Mr. Blinken, please answer netizens' call for the release of Assange


Editor's Note: The following article is taken from the Chinese-language "The Real Point." The article reflects the author's opinions and not necessarily the views of CGTN.

The U.S. Secretary of State Antony Blinken published tweeted on June 4 absurdly calling on the Hong Kong police to release arrested participants of an illegal rally that day. Some Twitter users commented under the post, calling on the U.S. to release those who have been arrested and prosecuted for disclosing scandals concerning the U.S. government and to withdraw the extradition request against the founder of WikiLeaks Julian Assange.

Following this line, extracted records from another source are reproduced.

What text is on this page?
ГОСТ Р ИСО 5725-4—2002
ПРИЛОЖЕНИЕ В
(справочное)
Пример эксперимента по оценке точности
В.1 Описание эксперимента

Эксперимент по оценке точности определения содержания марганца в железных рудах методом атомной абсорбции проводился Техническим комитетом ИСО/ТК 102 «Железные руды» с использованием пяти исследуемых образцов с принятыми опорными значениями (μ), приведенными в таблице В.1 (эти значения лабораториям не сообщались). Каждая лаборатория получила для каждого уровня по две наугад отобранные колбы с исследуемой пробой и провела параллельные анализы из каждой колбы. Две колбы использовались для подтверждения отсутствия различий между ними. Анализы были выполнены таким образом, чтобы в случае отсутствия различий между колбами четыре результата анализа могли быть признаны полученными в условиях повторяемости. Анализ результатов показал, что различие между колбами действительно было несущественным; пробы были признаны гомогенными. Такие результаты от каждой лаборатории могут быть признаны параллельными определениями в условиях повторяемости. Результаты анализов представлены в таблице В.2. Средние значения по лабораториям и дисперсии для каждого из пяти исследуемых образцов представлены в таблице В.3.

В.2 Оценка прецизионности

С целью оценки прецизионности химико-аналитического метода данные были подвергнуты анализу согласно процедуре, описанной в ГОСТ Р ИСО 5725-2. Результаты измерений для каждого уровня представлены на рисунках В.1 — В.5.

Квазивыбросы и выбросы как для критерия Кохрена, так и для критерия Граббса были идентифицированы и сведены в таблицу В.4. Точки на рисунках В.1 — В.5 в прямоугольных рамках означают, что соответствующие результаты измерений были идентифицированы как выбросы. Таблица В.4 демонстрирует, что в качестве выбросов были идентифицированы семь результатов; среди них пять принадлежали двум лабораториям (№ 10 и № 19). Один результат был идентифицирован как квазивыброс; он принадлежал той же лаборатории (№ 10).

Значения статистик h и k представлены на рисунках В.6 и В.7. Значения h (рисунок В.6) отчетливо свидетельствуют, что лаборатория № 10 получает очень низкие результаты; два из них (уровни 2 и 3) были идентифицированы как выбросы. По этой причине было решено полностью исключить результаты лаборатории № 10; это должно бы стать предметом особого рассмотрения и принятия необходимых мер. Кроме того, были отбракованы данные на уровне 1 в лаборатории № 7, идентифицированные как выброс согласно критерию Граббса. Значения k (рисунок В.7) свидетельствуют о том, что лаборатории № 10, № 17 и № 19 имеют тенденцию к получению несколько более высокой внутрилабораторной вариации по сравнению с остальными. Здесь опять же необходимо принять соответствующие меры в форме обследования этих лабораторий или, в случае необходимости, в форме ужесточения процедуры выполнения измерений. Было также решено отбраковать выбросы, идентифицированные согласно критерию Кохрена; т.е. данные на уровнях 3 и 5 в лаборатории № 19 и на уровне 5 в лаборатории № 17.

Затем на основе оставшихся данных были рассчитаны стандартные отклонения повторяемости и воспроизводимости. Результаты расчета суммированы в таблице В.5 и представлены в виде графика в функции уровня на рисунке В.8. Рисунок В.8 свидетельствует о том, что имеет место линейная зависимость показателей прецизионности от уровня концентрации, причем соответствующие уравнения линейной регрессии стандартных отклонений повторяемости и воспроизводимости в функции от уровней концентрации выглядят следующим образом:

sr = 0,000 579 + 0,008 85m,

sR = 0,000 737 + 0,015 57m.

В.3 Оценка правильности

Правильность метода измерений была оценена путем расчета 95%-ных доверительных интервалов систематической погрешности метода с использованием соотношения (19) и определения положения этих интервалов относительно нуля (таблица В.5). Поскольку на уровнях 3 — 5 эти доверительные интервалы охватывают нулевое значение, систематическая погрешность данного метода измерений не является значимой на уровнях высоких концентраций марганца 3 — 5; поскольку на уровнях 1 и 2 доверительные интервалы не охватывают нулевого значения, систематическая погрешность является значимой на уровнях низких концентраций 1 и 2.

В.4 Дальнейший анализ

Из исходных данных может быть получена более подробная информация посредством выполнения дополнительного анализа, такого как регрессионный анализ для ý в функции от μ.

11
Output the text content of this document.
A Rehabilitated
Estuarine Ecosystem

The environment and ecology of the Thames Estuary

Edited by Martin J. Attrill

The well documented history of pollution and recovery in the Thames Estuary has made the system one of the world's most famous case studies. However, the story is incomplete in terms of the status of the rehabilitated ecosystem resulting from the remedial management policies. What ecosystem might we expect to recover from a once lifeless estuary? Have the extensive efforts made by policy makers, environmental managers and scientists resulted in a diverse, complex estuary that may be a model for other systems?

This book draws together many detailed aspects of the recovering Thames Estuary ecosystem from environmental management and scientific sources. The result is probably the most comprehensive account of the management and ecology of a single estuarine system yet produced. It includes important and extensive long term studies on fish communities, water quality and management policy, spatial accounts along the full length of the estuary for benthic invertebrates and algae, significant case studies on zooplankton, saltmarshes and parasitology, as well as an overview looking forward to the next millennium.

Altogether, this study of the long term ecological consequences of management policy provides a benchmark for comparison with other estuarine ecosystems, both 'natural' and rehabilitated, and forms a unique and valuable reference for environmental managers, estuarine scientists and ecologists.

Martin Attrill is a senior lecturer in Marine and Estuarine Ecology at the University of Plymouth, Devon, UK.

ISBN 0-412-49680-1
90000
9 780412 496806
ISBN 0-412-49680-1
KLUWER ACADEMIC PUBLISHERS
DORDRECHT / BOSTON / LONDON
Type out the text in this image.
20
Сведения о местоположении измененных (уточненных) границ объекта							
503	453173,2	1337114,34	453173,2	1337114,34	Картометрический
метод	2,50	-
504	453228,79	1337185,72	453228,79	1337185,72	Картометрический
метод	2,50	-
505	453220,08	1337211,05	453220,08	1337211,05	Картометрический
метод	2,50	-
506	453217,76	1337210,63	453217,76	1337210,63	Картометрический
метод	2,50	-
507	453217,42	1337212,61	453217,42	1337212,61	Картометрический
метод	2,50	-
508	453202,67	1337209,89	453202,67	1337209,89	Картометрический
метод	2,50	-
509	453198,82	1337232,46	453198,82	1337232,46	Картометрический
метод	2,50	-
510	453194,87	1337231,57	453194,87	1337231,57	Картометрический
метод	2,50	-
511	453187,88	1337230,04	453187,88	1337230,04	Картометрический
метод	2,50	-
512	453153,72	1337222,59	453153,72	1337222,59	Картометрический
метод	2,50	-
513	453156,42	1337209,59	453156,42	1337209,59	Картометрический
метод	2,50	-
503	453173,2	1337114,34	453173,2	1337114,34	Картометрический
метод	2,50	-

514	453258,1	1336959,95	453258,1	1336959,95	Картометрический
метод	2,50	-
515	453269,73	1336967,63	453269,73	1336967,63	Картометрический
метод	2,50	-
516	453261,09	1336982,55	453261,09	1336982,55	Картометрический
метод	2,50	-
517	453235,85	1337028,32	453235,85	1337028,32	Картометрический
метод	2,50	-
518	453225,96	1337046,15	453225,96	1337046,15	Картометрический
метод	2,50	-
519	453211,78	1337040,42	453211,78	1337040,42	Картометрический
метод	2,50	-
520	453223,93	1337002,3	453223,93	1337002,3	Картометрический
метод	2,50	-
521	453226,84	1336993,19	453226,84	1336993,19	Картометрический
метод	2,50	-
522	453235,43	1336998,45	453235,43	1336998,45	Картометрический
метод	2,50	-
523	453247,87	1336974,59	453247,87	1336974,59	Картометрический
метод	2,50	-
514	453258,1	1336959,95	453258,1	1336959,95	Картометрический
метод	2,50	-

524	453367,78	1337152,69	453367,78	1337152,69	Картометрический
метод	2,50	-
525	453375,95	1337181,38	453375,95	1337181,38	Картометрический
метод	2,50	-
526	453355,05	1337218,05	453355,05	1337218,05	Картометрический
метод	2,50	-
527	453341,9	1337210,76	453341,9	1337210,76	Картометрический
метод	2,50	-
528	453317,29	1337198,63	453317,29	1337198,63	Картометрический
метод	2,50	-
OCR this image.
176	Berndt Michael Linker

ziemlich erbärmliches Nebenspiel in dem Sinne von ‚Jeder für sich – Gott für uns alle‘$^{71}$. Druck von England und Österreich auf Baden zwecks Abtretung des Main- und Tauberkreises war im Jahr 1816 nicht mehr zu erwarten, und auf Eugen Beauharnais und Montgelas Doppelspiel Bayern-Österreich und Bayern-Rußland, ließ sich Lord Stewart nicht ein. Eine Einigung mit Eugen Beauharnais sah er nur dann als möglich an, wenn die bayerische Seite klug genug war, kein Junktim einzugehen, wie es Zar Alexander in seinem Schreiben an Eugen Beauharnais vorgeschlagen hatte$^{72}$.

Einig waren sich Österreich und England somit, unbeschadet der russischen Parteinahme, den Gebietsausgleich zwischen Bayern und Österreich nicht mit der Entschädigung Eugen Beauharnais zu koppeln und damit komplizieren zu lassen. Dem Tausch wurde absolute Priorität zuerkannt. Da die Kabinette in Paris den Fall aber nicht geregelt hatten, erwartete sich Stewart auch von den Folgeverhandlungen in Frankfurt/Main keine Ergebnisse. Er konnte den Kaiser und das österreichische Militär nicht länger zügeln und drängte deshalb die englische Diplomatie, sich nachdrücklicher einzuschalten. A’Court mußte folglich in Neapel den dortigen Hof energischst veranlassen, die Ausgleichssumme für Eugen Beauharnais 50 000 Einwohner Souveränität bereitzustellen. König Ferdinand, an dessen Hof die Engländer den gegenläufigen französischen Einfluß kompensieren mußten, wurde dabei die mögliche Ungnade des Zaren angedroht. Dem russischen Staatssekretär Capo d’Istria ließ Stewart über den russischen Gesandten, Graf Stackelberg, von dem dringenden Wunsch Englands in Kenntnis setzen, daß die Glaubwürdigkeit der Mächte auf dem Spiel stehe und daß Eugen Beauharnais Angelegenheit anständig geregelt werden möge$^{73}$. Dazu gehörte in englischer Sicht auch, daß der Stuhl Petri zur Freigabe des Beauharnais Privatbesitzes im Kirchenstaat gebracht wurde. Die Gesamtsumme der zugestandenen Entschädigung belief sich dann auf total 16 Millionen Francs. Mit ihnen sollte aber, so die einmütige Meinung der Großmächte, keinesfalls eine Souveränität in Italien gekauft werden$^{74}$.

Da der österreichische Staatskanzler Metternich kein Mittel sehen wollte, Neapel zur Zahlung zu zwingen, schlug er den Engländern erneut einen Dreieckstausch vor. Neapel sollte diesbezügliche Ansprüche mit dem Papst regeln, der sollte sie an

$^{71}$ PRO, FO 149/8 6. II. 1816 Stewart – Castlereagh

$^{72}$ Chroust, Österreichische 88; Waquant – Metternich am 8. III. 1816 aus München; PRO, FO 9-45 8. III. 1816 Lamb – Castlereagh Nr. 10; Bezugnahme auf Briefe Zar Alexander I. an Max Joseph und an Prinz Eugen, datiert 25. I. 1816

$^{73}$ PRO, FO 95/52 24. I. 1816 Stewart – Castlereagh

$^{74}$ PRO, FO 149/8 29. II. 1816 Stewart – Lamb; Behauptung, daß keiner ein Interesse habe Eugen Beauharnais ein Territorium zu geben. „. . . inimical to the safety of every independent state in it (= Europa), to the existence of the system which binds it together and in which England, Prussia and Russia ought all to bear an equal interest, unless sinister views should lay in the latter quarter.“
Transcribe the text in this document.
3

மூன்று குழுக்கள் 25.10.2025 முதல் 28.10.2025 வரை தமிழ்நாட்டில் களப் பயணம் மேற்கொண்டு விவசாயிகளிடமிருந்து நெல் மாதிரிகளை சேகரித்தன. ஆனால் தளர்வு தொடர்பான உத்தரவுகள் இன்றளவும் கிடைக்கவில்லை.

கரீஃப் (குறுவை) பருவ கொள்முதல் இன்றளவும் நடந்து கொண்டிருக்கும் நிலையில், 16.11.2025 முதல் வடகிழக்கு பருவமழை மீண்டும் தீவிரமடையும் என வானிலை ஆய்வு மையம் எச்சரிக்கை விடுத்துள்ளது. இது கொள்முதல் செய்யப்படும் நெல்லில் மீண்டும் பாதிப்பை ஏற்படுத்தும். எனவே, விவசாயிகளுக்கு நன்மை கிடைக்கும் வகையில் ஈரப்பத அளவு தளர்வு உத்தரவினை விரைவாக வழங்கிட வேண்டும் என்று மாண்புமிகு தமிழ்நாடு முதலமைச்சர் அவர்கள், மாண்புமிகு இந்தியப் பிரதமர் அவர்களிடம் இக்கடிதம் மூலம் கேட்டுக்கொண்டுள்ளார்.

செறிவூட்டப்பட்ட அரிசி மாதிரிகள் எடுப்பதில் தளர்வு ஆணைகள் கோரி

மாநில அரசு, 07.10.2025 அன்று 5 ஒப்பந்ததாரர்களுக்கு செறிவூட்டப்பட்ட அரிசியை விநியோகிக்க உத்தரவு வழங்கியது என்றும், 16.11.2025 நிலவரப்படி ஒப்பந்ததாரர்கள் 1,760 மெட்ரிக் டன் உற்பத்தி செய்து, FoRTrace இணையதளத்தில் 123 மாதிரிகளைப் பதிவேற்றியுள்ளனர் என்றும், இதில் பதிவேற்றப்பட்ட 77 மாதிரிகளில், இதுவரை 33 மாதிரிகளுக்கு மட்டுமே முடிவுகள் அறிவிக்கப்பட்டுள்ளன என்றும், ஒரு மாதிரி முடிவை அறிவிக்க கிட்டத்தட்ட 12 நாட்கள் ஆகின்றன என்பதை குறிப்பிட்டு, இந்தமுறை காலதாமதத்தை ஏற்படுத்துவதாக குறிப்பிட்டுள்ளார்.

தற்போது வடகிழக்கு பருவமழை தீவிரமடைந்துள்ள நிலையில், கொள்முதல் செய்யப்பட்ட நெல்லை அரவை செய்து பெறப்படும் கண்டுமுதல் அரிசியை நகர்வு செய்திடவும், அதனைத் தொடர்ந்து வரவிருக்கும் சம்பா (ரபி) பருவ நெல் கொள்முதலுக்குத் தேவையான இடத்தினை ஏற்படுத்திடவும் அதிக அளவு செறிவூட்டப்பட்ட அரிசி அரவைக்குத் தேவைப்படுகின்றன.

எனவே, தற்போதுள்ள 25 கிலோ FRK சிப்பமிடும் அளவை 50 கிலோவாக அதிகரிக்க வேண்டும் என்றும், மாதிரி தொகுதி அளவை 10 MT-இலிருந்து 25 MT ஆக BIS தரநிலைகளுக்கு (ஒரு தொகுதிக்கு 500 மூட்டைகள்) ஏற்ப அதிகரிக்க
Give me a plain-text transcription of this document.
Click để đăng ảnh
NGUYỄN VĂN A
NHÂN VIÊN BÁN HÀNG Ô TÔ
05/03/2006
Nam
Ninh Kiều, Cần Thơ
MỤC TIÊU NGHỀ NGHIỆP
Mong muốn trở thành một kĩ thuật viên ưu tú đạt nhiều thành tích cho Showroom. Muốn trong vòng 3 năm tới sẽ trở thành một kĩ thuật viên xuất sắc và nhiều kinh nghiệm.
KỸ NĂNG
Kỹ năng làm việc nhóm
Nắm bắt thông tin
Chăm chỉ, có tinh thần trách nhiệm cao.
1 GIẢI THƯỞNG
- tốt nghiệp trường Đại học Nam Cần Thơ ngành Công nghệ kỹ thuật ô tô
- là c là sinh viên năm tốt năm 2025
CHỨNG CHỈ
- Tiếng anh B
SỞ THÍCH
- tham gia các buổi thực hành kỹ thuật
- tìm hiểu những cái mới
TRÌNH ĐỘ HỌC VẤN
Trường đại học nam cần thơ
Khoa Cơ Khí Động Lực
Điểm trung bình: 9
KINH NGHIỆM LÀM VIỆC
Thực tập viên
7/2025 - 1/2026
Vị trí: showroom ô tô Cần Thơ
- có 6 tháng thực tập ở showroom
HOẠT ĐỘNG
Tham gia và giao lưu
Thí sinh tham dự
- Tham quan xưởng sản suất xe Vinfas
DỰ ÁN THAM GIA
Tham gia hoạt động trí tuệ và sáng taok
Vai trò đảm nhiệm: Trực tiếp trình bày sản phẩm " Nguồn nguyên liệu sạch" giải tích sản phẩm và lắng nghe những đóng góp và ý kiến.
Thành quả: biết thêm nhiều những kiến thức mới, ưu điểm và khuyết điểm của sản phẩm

While pointing fingers at the law enforcement actions of the Hong Kong police and glorifying criminal offences, Blinken shunned away from answering Western internet users' long-standing call for the release of Assange, a person who has done nothing other than revealing the truth. Such a double-standard act is undoubtedly humiliating to some Americans who proudly claim that the U.S. is a country "governed by the rule of law."

Now, a brief look at what Assange has disclosed. In 2010, WikiLeaks shocked the world by releasing a large number of U.S. government classified documents on the wars in Afghanistan and Iraq, including records about bomb attacks on civilians as well as the abuse and torture of detainees. Assange later became a thorn in the flesh for Washington and was prosecuted with 18 charges after revealing more scandals related to the U.S. government. He sought and was granted political asylum by the Ecuadorean embassy in London in June 2012, but was handed to the British authorities in April 2019. Immediately afterwards, an extradition request was made by the U.S. 

In January this year, Britain rejected the request on the basis of Assange's mental condition. The U.S. government, feeling "extremely disappointed," said they would appeal the ruling.

Why is the U.S. government so obsessed with going after Assange? Republican representative Tulsi Gabbard said in 2019 that the documents released by WikiLeaks told Americans what they should have known and things the U.S. troops did in the Middle East that they shouldn't have done. 

Many human rights critics commented that what the U.S. had done to Assange was "a blow to democracy." In January, many people rallied outside the British court where Assange's extradition hearings were held, chanting "Freedom! Freedom!" and demanding his immediate release.

Didn't the many Mr. Blinkens out there hear the call of the people? While emboldening the anti-China rioters in Hong Kong by waving the flags of "democracy" and "freedom," how could they turn a deaf ear to the Western publics' call for such? So Mr. Blinken, please stop worrying about the internal affairs of a distant land, and answer netizens' call for the release of Assange first.